Exposed Gits: 10 Years on

Nearly 10 years ago my colleague wrote a cracking post on exposed Git repositories. 10 years is a long time in cyber security, but you’d be surprised how many things you thought should have gone extinct that haven’t.

A prime example is a recent finding of a handful of exposed .git repositories. As a refresher, Git is a richly featured code repository tool. It tracks versioning so allows for collaboration and helps ensure consistency across the codebase.

This hints at why finding an accessible one on an internet facing server is not good. There may be some hidden gems in the repository, such as passwords, API keys, private SSH keys and so on.

This redacted screenshot shows some of the useful information extracted from the exposed Git:

Did (g)it all go away?

Well, no, otherwise I wouldn’t be writing this blog post. We recently stumbled upon a number of open .git repositories linked to something we use in house (no, I’m not telling you what that is).

A number of other websites use some code libraries served from the affected hosts, but they aren’t services we use. We found four in total, one of which was their corporate site.

Whilst the service we use wasn’t directly exposed, it used code from a Git repository on an exposed host. Depending on what was exposed and what could potentially be accessed, it could be possible to modify the library used by the website. Proving it would have meant breaking the Computer Misuse Act (CMA) so obviously we didn’t do that. Modifying the library could have led to all sorts of issues such as credential theft, data modification, and so on. Not ideal.

Disclosure timeline

The following lists the timeline from initial discovery to most of the sites being fixed:

• 25/04/2023: Initial discovery of exposed .git on the website. Search begins for a security contact to inform them of the issue. It was discovered that they aren’t using a security.txt. There’s more information on security.txt here. Also our @TheKenMunroShow  is a bit of a bloodhound when it comes to sniffing out the right people to talk to.
• 17/05/2023: Email sent to a contact address at the main website.
• 22/05/2023: Email received to say the issue has been resolved. Except it hasn’t been completely fixed, they still have an exposed git on their main site…

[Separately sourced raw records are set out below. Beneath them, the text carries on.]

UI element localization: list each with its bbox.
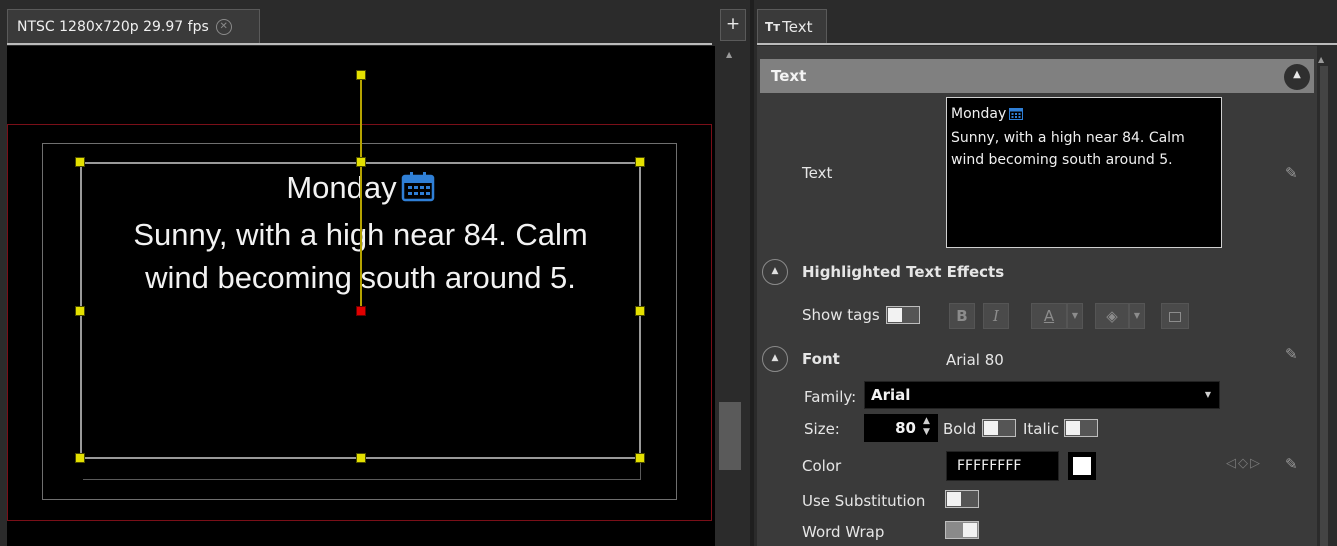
resize-handle-bottom[interactable] — [356, 453, 366, 463]
text-field-label: Text — [802, 164, 833, 182]
text-section-title: Text — [771, 67, 807, 85]
preview-canvas[interactable]: Monday Sunny, with a high near 84. Calm … — [7, 46, 715, 546]
resize-handle-bottom-left[interactable] — [75, 453, 85, 463]
size-label: Size: — [804, 420, 840, 438]
properties-scroll-thumb[interactable] — [1320, 66, 1328, 546]
font-collapse-icon[interactable]: ▲ — [762, 346, 788, 372]
textarea-line-3: wind becoming south around 5. — [951, 152, 1173, 168]
text-properties-tab[interactable]: Tт Text — [757, 9, 827, 43]
show-tags-toggle[interactable] — [886, 306, 920, 324]
image-icon — [1169, 312, 1181, 322]
tab-underline — [7, 43, 712, 45]
word-wrap-toggle[interactable] — [945, 521, 979, 539]
rotation-guide-line — [360, 76, 362, 311]
chevron-down-icon: ▼ — [1204, 390, 1211, 399]
color-swatch-button[interactable] — [1068, 452, 1096, 480]
color-label: Color — [802, 457, 842, 475]
word-wrap-label: Word Wrap — [802, 523, 885, 541]
text-properties-tab-label: Text — [782, 17, 813, 36]
text-content-textarea[interactable]: Monday Sunny, with a high near 84. Calm … — [946, 97, 1222, 248]
textarea-line-2: Sunny, with a high near 84. Calm — [951, 130, 1185, 146]
resize-handle-top-left[interactable] — [75, 157, 85, 167]
size-spinner-icon[interactable]: ▲ ▼ — [923, 416, 930, 438]
calendar-icon — [401, 170, 435, 213]
color-swatch — [1073, 457, 1091, 475]
italic-toggle[interactable] — [1064, 419, 1098, 437]
anchor-point-handle[interactable] — [356, 306, 366, 316]
font-color-dropdown-icon[interactable]: ▼ — [1067, 303, 1083, 329]
fill-color-button[interactable]: ◈ — [1095, 303, 1129, 329]
family-label: Family: — [804, 388, 857, 406]
panel-divider[interactable] — [750, 0, 754, 546]
preview-tab[interactable]: NTSC 1280x720p 29.97 fps ✕ — [7, 9, 260, 43]
bold-label: Bold — [943, 420, 977, 438]
resize-handle-top[interactable] — [356, 157, 366, 167]
textarea-line-1: Monday — [951, 106, 1007, 122]
bold-toggle[interactable] — [982, 419, 1016, 437]
properties-tabbar — [754, 0, 1337, 45]
text-section-header[interactable]: Text — [760, 59, 1314, 93]
italic-format-button[interactable]: I — [983, 303, 1009, 329]
italic-label: Italic — [1023, 420, 1060, 438]
right-tab-underline — [757, 43, 1337, 45]
rotation-handle[interactable] — [356, 70, 366, 80]
bold-format-button[interactable]: B — [949, 303, 975, 329]
collapse-section-icon[interactable]: ▲ — [1284, 64, 1310, 90]
text-type-icon: Tт — [765, 19, 781, 34]
fill-color-dropdown-icon[interactable]: ▼ — [1129, 303, 1145, 329]
highlighted-collapse-icon[interactable]: ▲ — [762, 259, 788, 285]
show-tags-label: Show tags — [802, 306, 880, 324]
calendar-tag-icon — [1009, 105, 1024, 127]
keyframe-nav-icons[interactable]: ◁◇▷ — [1226, 456, 1262, 471]
properties-scroll-up-icon[interactable]: ▲ — [1318, 55, 1324, 64]
font-summary: Arial 80 — [946, 351, 1004, 369]
color-hex-input[interactable]: FFFFFFFF — [946, 451, 1059, 481]
resize-handle-top-right[interactable] — [635, 157, 645, 167]
use-substitution-label: Use Substitution — [802, 492, 926, 510]
font-family-value: Arial — [871, 386, 911, 404]
preview-scrollbar[interactable] — [719, 58, 741, 546]
preview-scroll-thumb[interactable] — [719, 402, 741, 470]
canvas-title: Monday — [286, 170, 397, 205]
text-edit-pencil-icon[interactable]: ✎ — [1285, 164, 1298, 182]
use-substitution-toggle[interactable] — [945, 490, 979, 508]
preview-tab-label: NTSC 1280x720p 29.97 fps — [17, 18, 209, 35]
color-edit-pencil-icon[interactable]: ✎ — [1285, 455, 1298, 473]
resize-handle-right[interactable] — [635, 306, 645, 316]
resize-handle-bottom-right[interactable] — [635, 453, 645, 463]
highlighted-effects-title: Highlighted Text Effects — [802, 263, 1005, 281]
scroll-up-arrow-icon[interactable]: ▲ — [726, 50, 732, 59]
close-tab-icon[interactable]: ✕ — [215, 18, 232, 35]
font-color-button[interactable]: A — [1031, 303, 1067, 329]
add-button[interactable]: + — [720, 9, 746, 41]
image-insert-button[interactable] — [1161, 303, 1189, 329]
paint-bucket-icon: ◈ — [1106, 307, 1118, 325]
resize-handle-left[interactable] — [75, 306, 85, 316]
font-edit-pencil-icon[interactable]: ✎ — [1285, 345, 1298, 363]
font-section-title: Font — [802, 350, 840, 368]
font-family-select[interactable]: Arial ▼ — [864, 381, 1220, 409]
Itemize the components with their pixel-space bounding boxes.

It should be noted that we didn’t look at all of the subdomains that they had, but it did seem that they cloned a standard repository and then used it for the subdomains with the necessary changes made for each one.

Unfortunately, it took a fairly long time for them to respond. We didn’t do a deep dive into what was in the repositories but there were some config files. Leaving something like that exposed for a long time could potentially lead to a compromise that may not be discovered. That could mean reputational and financial damage.

Conclusion

External infrastructure security management isn’t a fully solved problem, but it is almost there. The solutions are usually easier to implement and more generic than custom services like APIs and web applications.

However, there’s always something new that comes along and throws a spanner in the works (or drops a service onto the Internet). Anything useful like Git repositories that allow collaboration will be seen as a boon and not a security issue by those who need to collaborate. We, being the paranoid security professionals that we are, see things differently.

If you need something sensitive to be accessed:

• Put it behind a VPN
• Use access control lists (ACL) to limit who can get access
• Use multi-factor authentication

No single security measure is perfect, but a defence-in-depth approach will help deter all but the most determined and well-resourced attackers.